Posted in Alexandria with tags , on 7. Juli 2017 by lady8jane
Chronik eines angekündigten Todes von Gabriel García Márquez

Chronik eines angekündigten Todes von Gabriel García Márquez

Ein Mädchen wird in der Hochzeitsnacht nach Hause geschickt, weil es nicht mehr unberührt war. Seine Brüder beschließen den angeblichen Verführer zu töten.
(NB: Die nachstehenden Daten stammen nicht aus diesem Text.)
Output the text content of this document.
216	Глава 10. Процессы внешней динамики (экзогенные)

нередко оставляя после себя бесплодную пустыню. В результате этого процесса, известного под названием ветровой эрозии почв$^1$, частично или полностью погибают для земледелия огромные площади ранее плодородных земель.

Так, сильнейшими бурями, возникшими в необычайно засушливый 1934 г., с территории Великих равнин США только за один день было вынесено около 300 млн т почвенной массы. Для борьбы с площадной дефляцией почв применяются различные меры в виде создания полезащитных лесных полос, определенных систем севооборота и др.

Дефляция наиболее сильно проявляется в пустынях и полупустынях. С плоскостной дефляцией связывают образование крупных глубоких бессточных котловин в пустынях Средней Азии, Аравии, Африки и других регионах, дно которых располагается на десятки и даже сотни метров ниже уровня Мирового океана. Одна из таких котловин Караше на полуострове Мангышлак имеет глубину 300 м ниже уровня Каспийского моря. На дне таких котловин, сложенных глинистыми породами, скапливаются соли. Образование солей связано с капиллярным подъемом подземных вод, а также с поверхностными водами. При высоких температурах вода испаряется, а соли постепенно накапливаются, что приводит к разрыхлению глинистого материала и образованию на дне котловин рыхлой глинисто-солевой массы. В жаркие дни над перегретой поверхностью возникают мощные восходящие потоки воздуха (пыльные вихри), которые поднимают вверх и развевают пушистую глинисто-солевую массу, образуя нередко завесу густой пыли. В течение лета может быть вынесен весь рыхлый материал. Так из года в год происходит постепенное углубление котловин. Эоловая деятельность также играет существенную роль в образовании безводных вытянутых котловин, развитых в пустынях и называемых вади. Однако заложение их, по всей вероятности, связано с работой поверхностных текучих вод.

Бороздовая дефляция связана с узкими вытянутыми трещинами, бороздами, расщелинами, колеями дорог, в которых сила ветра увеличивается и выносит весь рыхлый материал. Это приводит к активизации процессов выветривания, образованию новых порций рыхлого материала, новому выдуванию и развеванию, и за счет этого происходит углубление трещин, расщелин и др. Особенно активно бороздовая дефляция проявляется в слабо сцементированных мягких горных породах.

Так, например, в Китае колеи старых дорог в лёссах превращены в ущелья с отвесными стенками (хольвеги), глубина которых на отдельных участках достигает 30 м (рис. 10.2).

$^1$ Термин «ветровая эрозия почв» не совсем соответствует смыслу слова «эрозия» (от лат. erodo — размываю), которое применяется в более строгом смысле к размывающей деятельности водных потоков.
Ein Dorf sieht zu.

So kurz der Klappentext zu „Chronik eines angekündigten Todes“ auch ist, er verrät doch zu viel. Gabriel García Márquez hat seine Erzählung nämlich ungeheuer raffiniert konstruiert. Zunächst erfährt der Leser nämlich nur, daß Santiago Nasar getötet werden soll, nicht warum und auch nicht von wem. Stattdessen folgt man ihn, wie er seinen Tag beginnt.

Nach und nach erst erfährt man die Hintergründe, die der Erzähler nach einigen Jahrzehnten noch einmal zu rekonstruieren versucht. Insofern ist die Geschichte immer wieder durch Zitate der Augenzeugen angereichert, in denen sie ihre Meinungen und Beobachtungen frei von der Leber weg erzählen.